A statement on the daily’s website said the interview was conducted via two separate emails, one of which was published on Chomsky’s own website, while the other was completely neglected.
The newspaper, however, admitted that three sentences – “We saw a mass resistance, made up of Morsi supporters, which moved with a longing of democracy,” “The tragedy of Asma, the massacred daughter of senior Muslim Brotherhood politician Mohammad al-Beltagy, cannot be forgotten” and “Lebanon and Tunisia are also at the cannon’s end” – were fabricated.
While the adding of sentences was “not completely right,” the interview has no other misquotations, the daily said, accusing Chomsky of not remembering the answers and the email which he sent to Bulut during their email traffic. The statement further targeted “those who attack Yeni Şafak on an ideological basis” and put up a link on the website to the alleged text of the forgotten second email.
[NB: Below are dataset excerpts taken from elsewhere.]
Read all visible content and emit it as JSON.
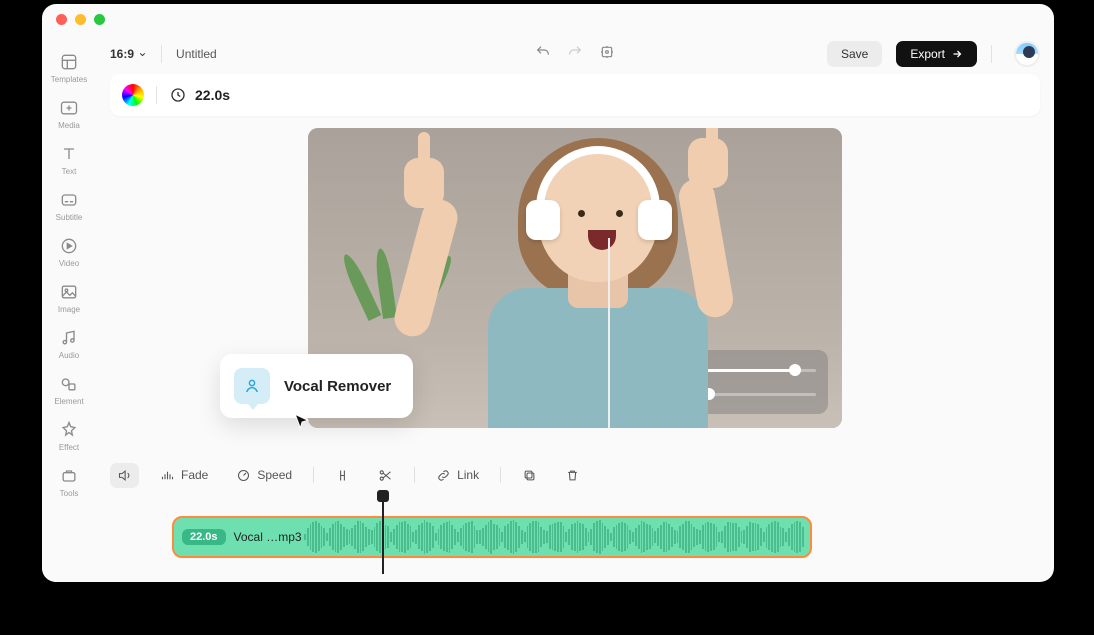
{
  "titlebar": {
    "dots": [
      "red",
      "yellow",
      "green"
    ]
  },
  "sidebar": {
    "items": [
      {
        "label": "Templates",
        "icon": "templates"
      },
      {
        "label": "Media",
        "icon": "media"
      },
      {
        "label": "Text",
        "icon": "text"
      },
      {
        "label": "Subtitle",
        "icon": "subtitle"
      },
      {
        "label": "Video",
        "icon": "video"
      },
      {
        "label": "Image",
        "icon": "image"
      },
      {
        "label": "Audio",
        "icon": "audio"
      },
      {
        "label": "Element",
        "icon": "element"
      },
      {
        "label": "Effect",
        "icon": "effect"
      },
      {
        "label": "Tools",
        "icon": "tools"
      }
    ]
  },
  "topbar": {
    "aspect": "16:9",
    "title": "Untitled",
    "save": "Save",
    "export": "Export"
  },
  "infobar": {
    "duration": "22.0s"
  },
  "tooltip": {
    "label": "Vocal Remover"
  },
  "audio_panel": {
    "mic_level": 0.82,
    "music_level": 0.06
  },
  "toolbar": {
    "fade": "Fade",
    "speed": "Speed",
    "link": "Link"
  },
  "timeline": {
    "clip_duration": "22.0s",
    "clip_name": "Vocal …mp3"
  }
}
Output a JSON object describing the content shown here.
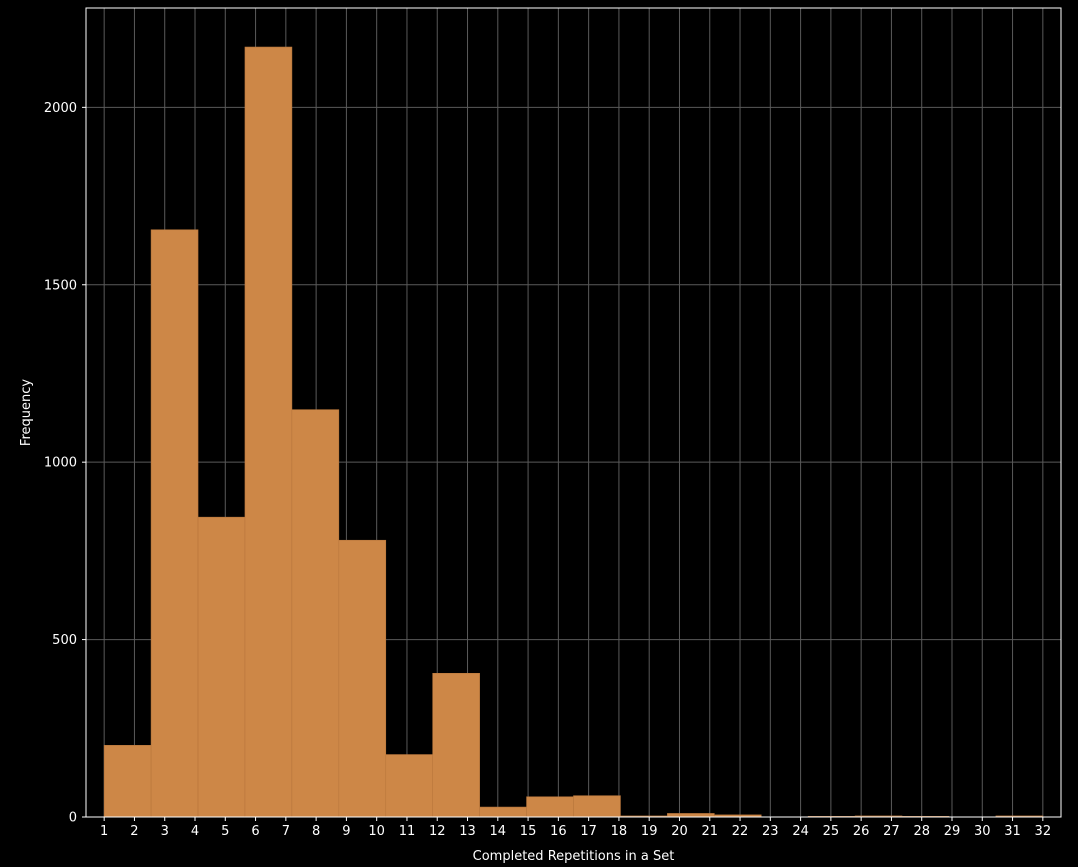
{
  "colors": {
    "background": "#000000",
    "bar_fill": "#cd8747",
    "bar_edge": "#b9773c",
    "grid": "#5a5a5a",
    "axes": "#ffffff",
    "text": "#ffffff"
  },
  "chart_data": {
    "type": "bar",
    "title": "",
    "xlabel": "Completed Repetitions in a Set",
    "ylabel": "Frequency",
    "xlim": [
      0.4,
      32.6
    ],
    "ylim": [
      0,
      2280
    ],
    "grid": true,
    "x_ticks": [
      "1",
      "2",
      "3",
      "4",
      "5",
      "6",
      "7",
      "8",
      "9",
      "10",
      "11",
      "12",
      "13",
      "14",
      "15",
      "16",
      "17",
      "18",
      "19",
      "20",
      "21",
      "22",
      "23",
      "24",
      "25",
      "26",
      "27",
      "28",
      "29",
      "30",
      "31",
      "32"
    ],
    "y_ticks": [
      "0",
      "500",
      "1000",
      "1500",
      "2000"
    ],
    "bins": [
      {
        "start": 1.0,
        "end": 2.55,
        "value": 202
      },
      {
        "start": 2.55,
        "end": 4.1,
        "value": 1655
      },
      {
        "start": 4.1,
        "end": 5.65,
        "value": 845
      },
      {
        "start": 5.65,
        "end": 7.2,
        "value": 2170
      },
      {
        "start": 7.2,
        "end": 8.75,
        "value": 1148
      },
      {
        "start": 8.75,
        "end": 10.3,
        "value": 780
      },
      {
        "start": 10.3,
        "end": 11.85,
        "value": 176
      },
      {
        "start": 11.85,
        "end": 13.4,
        "value": 405
      },
      {
        "start": 13.4,
        "end": 14.95,
        "value": 28
      },
      {
        "start": 14.95,
        "end": 16.5,
        "value": 57
      },
      {
        "start": 16.5,
        "end": 18.05,
        "value": 60
      },
      {
        "start": 18.05,
        "end": 19.6,
        "value": 3
      },
      {
        "start": 19.6,
        "end": 21.15,
        "value": 10
      },
      {
        "start": 21.15,
        "end": 22.7,
        "value": 6
      },
      {
        "start": 22.7,
        "end": 24.25,
        "value": 0
      },
      {
        "start": 24.25,
        "end": 25.8,
        "value": 2
      },
      {
        "start": 25.8,
        "end": 27.35,
        "value": 3
      },
      {
        "start": 27.35,
        "end": 28.9,
        "value": 2
      },
      {
        "start": 28.9,
        "end": 30.45,
        "value": 0
      },
      {
        "start": 30.45,
        "end": 32.0,
        "value": 3
      }
    ]
  }
}
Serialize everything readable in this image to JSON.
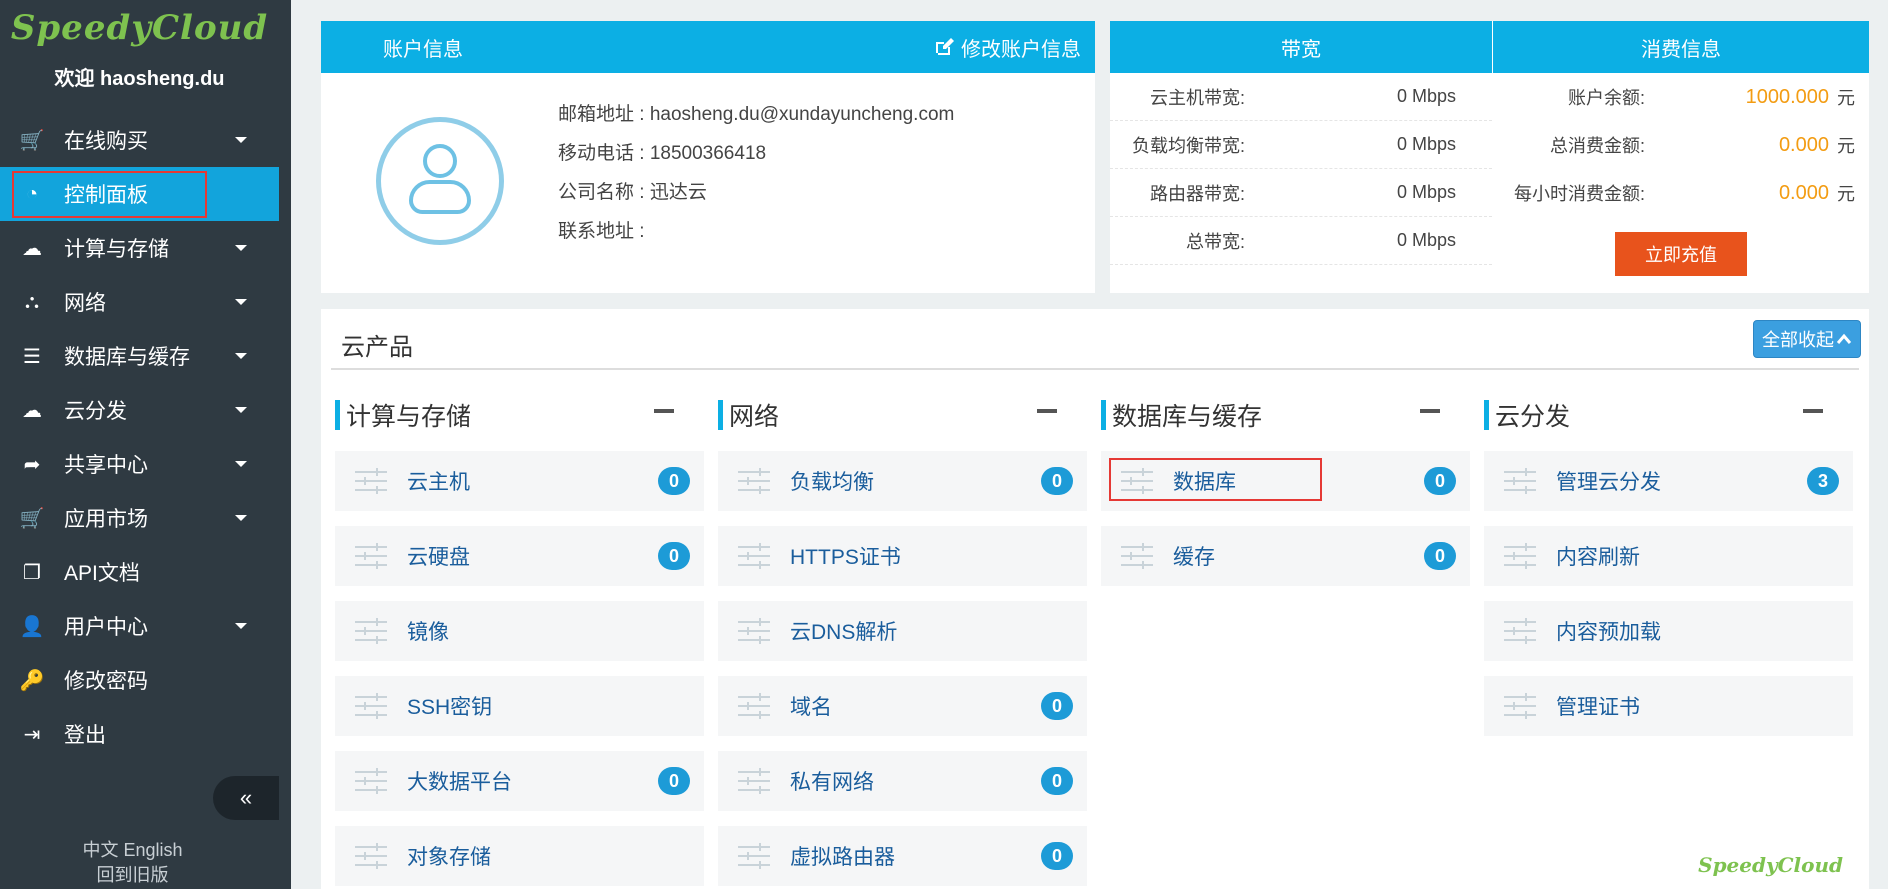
{
  "brand": {
    "logo": "SpeedyCloud",
    "welcome": "欢迎 haosheng.du"
  },
  "sidebar": {
    "items": [
      {
        "label": "在线购买",
        "icon": "cart-icon",
        "glyph": "🛒",
        "caret": true
      },
      {
        "label": "控制面板",
        "icon": "dashboard-icon",
        "glyph": "◔",
        "caret": false,
        "active": true
      },
      {
        "label": "计算与存储",
        "icon": "cloud-icon",
        "glyph": "☁",
        "caret": true
      },
      {
        "label": "网络",
        "icon": "sitemap-icon",
        "glyph": "⛬",
        "caret": true
      },
      {
        "label": "数据库与缓存",
        "icon": "database-icon",
        "glyph": "☰",
        "caret": true
      },
      {
        "label": "云分发",
        "icon": "cloud-upload-icon",
        "glyph": "☁",
        "caret": true
      },
      {
        "label": "共享中心",
        "icon": "share-icon",
        "glyph": "➦",
        "caret": true
      },
      {
        "label": "应用市场",
        "icon": "cart-icon",
        "glyph": "🛒",
        "caret": true
      },
      {
        "label": "API文档",
        "icon": "docs-icon",
        "glyph": "❐",
        "caret": false
      },
      {
        "label": "用户中心",
        "icon": "user-icon",
        "glyph": "👤",
        "caret": true
      },
      {
        "label": "修改密码",
        "icon": "key-icon",
        "glyph": "🔑",
        "caret": false
      },
      {
        "label": "登出",
        "icon": "logout-icon",
        "glyph": "⇥",
        "caret": false
      }
    ],
    "collapse_glyph": "«",
    "lang": "中文   English",
    "old_version": "回到旧版"
  },
  "account": {
    "title": "账户信息",
    "edit_label": "修改账户信息",
    "email": "邮箱地址 : haosheng.du@xundayuncheng.com",
    "phone": "移动电话 : 18500366418",
    "company": "公司名称 : 迅达云",
    "address": "联系地址 :"
  },
  "bandwidth": {
    "title": "带宽",
    "rows": [
      {
        "k": "云主机带宽:",
        "v": "0 Mbps"
      },
      {
        "k": "负载均衡带宽:",
        "v": "0 Mbps"
      },
      {
        "k": "路由器带宽:",
        "v": "0 Mbps"
      },
      {
        "k": "总带宽:",
        "v": "0 Mbps"
      }
    ]
  },
  "billing": {
    "title": "消费信息",
    "rows": [
      {
        "k": "账户余额:",
        "v": "1000.000",
        "unit": "元"
      },
      {
        "k": "总消费金额:",
        "v": "0.000",
        "unit": "元"
      },
      {
        "k": "每小时消费金额:",
        "v": "0.000",
        "unit": "元"
      }
    ],
    "recharge": "立即充值"
  },
  "products": {
    "title": "云产品",
    "collapse_all": "全部收起",
    "collapse_glyph": "⌃",
    "columns": [
      {
        "title": "计算与存储",
        "items": [
          {
            "label": "云主机",
            "badge": "0"
          },
          {
            "label": "云硬盘",
            "badge": "0"
          },
          {
            "label": "镜像",
            "badge": ""
          },
          {
            "label": "SSH密钥",
            "badge": ""
          },
          {
            "label": "大数据平台",
            "badge": "0"
          },
          {
            "label": "对象存储",
            "badge": ""
          }
        ]
      },
      {
        "title": "网络",
        "items": [
          {
            "label": "负载均衡",
            "badge": "0"
          },
          {
            "label": "HTTPS证书",
            "badge": ""
          },
          {
            "label": "云DNS解析",
            "badge": ""
          },
          {
            "label": "域名",
            "badge": "0"
          },
          {
            "label": "私有网络",
            "badge": "0"
          },
          {
            "label": "虚拟路由器",
            "badge": "0"
          }
        ]
      },
      {
        "title": "数据库与缓存",
        "items": [
          {
            "label": "数据库",
            "badge": "0",
            "highlight": true
          },
          {
            "label": "缓存",
            "badge": "0"
          }
        ]
      },
      {
        "title": "云分发",
        "items": [
          {
            "label": "管理云分发",
            "badge": "3"
          },
          {
            "label": "内容刷新",
            "badge": ""
          },
          {
            "label": "内容预加载",
            "badge": ""
          },
          {
            "label": "管理证书",
            "badge": ""
          }
        ]
      }
    ]
  },
  "colors": {
    "accent": "#0cafe4",
    "sidebar": "#2f3a42",
    "orange": "#e8531c",
    "amount": "#f39c12"
  }
}
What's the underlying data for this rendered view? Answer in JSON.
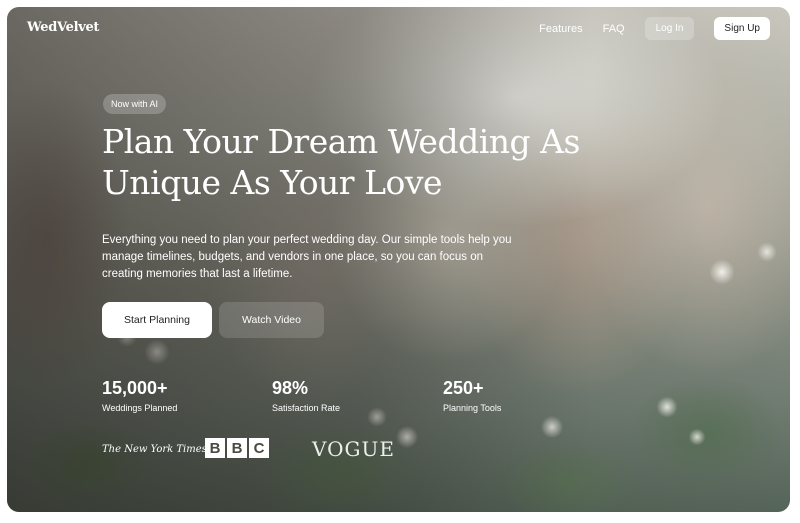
{
  "header": {
    "logo": "WedVelvet",
    "nav": [
      "Features",
      "FAQ"
    ],
    "login_label": "Log In",
    "signup_label": "Sign Up"
  },
  "hero": {
    "badge": "Now with AI",
    "headline_line1": "Plan Your Dream Wedding As",
    "headline_line2": "Unique As Your Love",
    "subtext": "Everything you need to plan your perfect wedding day. Our simple tools help you manage timelines, budgets, and vendors in one place, so you can focus on creating memories that last a lifetime.",
    "primary_cta": "Start Planning",
    "secondary_cta": "Watch Video"
  },
  "stats": [
    {
      "value": "15,000+",
      "label": "Weddings Planned"
    },
    {
      "value": "98%",
      "label": "Satisfaction Rate"
    },
    {
      "value": "250+",
      "label": "Planning Tools"
    }
  ],
  "press": {
    "nyt": "The New York Times",
    "bbc": [
      "B",
      "B",
      "C"
    ],
    "vogue": "VOGUE"
  }
}
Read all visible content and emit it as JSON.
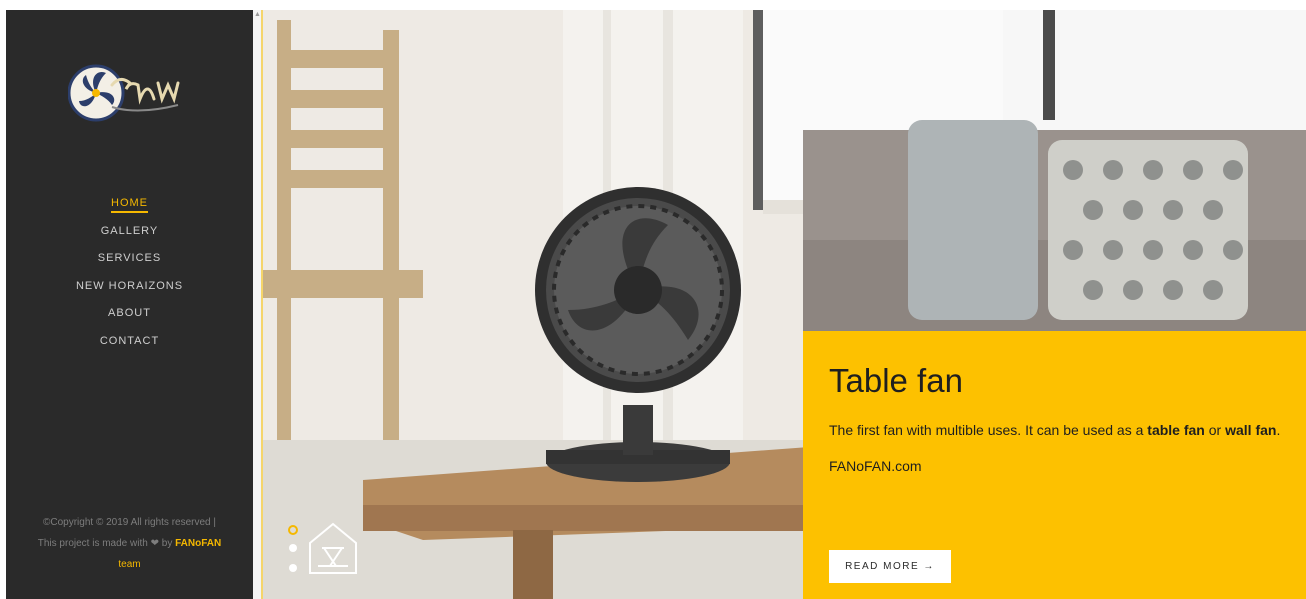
{
  "sidebar": {
    "nav": [
      {
        "label": "HOME",
        "active": true
      },
      {
        "label": "GALLERY",
        "active": false
      },
      {
        "label": "SERVICES",
        "active": false
      },
      {
        "label": "NEW HORAIZONS",
        "active": false
      },
      {
        "label": "ABOUT",
        "active": false
      },
      {
        "label": "CONTACT",
        "active": false
      }
    ],
    "footer": {
      "line1": "©Copyright © 2019 All rights reserved |",
      "line2_prefix": "This project is made with",
      "heart": "❤",
      "by": "by",
      "brand": "FANoFAN",
      "team": "team"
    }
  },
  "card": {
    "title": "Table fan",
    "desc_part1": "The first fan with multible uses. It can be used as a ",
    "desc_bold1": "table fan",
    "desc_part2": " or ",
    "desc_bold2": "wall fan",
    "desc_part3": ".",
    "site": "FANoFAN.com",
    "button": "READ MORE →"
  },
  "colors": {
    "accent": "#fdc100",
    "sidebar_bg": "#2a2a2a",
    "nav_text": "#cfcfcf",
    "active_nav": "#f5b800"
  }
}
The transcript, however, fueled further controversy, as certain parts of the interview’s frequently incomprehensible or ungrammatical English wording elicited a social media response within minutes.
The use of the word “milk port” in the sentence “Contrary to what happens when everything that milk port, enters the work order, then begins to bustle in the West,” especially attracted reaction, with “milk port” resembling the exact translation of a similar Turkish idiom that means “calm and quiet.” Within hours, “milk port” became a popular trending topic on the micro-blogging website Twitter.
Another debated answer was one in which Chomsky – a famous linguist – confirms that “Turkey is a very powerful state” before allegedly saying the following in what could only be charitably termed awkward English: “A good mediator. Moreover, both Muslim and assimilated by the end of democracy in a country., I think the idea of the Turkey instance that west is quite frightened to come to life again in Egypt.”
Chomsky accused Yeni Şafak on Aug. 30 of publishing an interview with himself containing fabricated remarks that he did not state about recent incidents in Egypt. To back up his claims, Chomsky published the original version of the questions and answers of the email interview with Bulut. Yeni Şafak’s published interview and the philosopher’s website version were quite different in content.